Ce précédent historique donne aussi à la dénonciation libanaise une dimension préventive. Beyrouth semble vouloir empêcher, le plus tôt possible, que le projet israélien ne s’installe dans les esprits comme une option stratégique admissible. En nommant d’emblée ce projet comme une occupation, les autorités cherchent à lui retirer toute légitimité politique ou diplomatique avant même qu’il ne s’ancre davantage sur le terrain. C’est une bataille de vocabulaire, mais aussi une bataille d’anticipation.
La séquence actuelle ne ressemble pas exactement à celle des décennies passées. Le contexte régional est différent, le conflit avec l’Iran a redessiné les rapports de force, et la guerre s’inscrit dans une dynamique beaucoup plus large. Mais, pour le Liban, la question fondamentale reste la même : une puissance voisine peut-elle imposer sa propre profondeur de sécurité à l’intérieur du territoire libanais ? La réponse officielle de Beyrouth est désormais sans ambiguïté : non, et tout pas dans cette direction sera traité comme un acte d’occupation.
Une crise qui dépasse le seul front militaire
La portée de cette affaire ne se limite pas au champ des combats. Elle touche à la souveraineté, au droit au retour des déplacés, à l’avenir du Sud-Liban et aux marges de manœuvre de l’État libanais dans une guerre qui le dépasse en partie. Si Israël met réellement en œuvre ce qu’il annonce, le Liban se retrouvera face à une crise durable, où la ligne de front deviendra aussi une ligne de recomposition territoriale. C’est cette perspective que Beyrouth cherche aujourd’hui à empêcher, en internationalisant politiquement le danger avant qu’il ne se transforme en fait accompli.

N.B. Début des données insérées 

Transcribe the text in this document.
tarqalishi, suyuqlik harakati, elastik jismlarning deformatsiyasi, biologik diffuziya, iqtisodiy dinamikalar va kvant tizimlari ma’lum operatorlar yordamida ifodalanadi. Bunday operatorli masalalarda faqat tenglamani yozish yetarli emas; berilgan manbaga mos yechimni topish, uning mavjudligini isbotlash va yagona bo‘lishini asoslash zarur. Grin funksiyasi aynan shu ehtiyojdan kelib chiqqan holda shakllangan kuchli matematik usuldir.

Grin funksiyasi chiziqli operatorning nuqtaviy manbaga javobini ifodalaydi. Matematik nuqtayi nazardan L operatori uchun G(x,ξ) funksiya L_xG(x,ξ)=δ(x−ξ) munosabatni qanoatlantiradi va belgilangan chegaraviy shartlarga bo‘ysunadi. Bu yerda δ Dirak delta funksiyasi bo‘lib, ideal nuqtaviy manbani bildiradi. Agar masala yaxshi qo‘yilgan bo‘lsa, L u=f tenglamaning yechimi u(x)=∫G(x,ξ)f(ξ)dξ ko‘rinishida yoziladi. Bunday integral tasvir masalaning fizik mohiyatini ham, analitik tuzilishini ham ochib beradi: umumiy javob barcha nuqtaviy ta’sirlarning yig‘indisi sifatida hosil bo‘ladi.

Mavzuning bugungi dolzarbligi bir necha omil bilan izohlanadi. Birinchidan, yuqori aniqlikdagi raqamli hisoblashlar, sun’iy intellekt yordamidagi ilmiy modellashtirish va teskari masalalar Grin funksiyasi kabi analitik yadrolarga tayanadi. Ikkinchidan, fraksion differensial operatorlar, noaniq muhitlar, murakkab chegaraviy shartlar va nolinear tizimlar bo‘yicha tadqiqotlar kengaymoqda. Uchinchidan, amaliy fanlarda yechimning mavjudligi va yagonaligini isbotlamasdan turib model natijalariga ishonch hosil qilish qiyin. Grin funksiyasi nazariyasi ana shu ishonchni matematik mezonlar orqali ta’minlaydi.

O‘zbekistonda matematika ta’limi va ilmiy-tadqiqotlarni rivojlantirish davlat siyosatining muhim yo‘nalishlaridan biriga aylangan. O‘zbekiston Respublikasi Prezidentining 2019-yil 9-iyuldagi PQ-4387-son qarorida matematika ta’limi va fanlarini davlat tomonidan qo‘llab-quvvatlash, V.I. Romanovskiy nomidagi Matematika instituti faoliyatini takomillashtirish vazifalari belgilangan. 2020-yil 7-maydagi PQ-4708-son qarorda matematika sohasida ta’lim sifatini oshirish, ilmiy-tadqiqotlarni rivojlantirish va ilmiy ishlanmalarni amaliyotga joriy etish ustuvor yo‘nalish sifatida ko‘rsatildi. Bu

Dans l’immédiat, les faits sont clairs. Israël a publiquement annoncé vouloir maintenir un contrôle sécuritaire jusqu’au Litani et empêcher le retour de centaines de milliers de déplacés. Le ministre libanais de la Défense a répondu que ces propos ne relevaient plus de la menace, mais d’une intention manifeste de nouvelle occupation, de déplacement forcé et de destruction systématique. Entre ces deux positions, l’espace du compromis paraît aujourd’hui extrêmement réduit. Et c’est précisément ce qui fait de cette séquence non pas un simple épisode de plus dans l’escalade, mais un tournant possible dans la définition même des objectifs de guerre au Liban-Sud.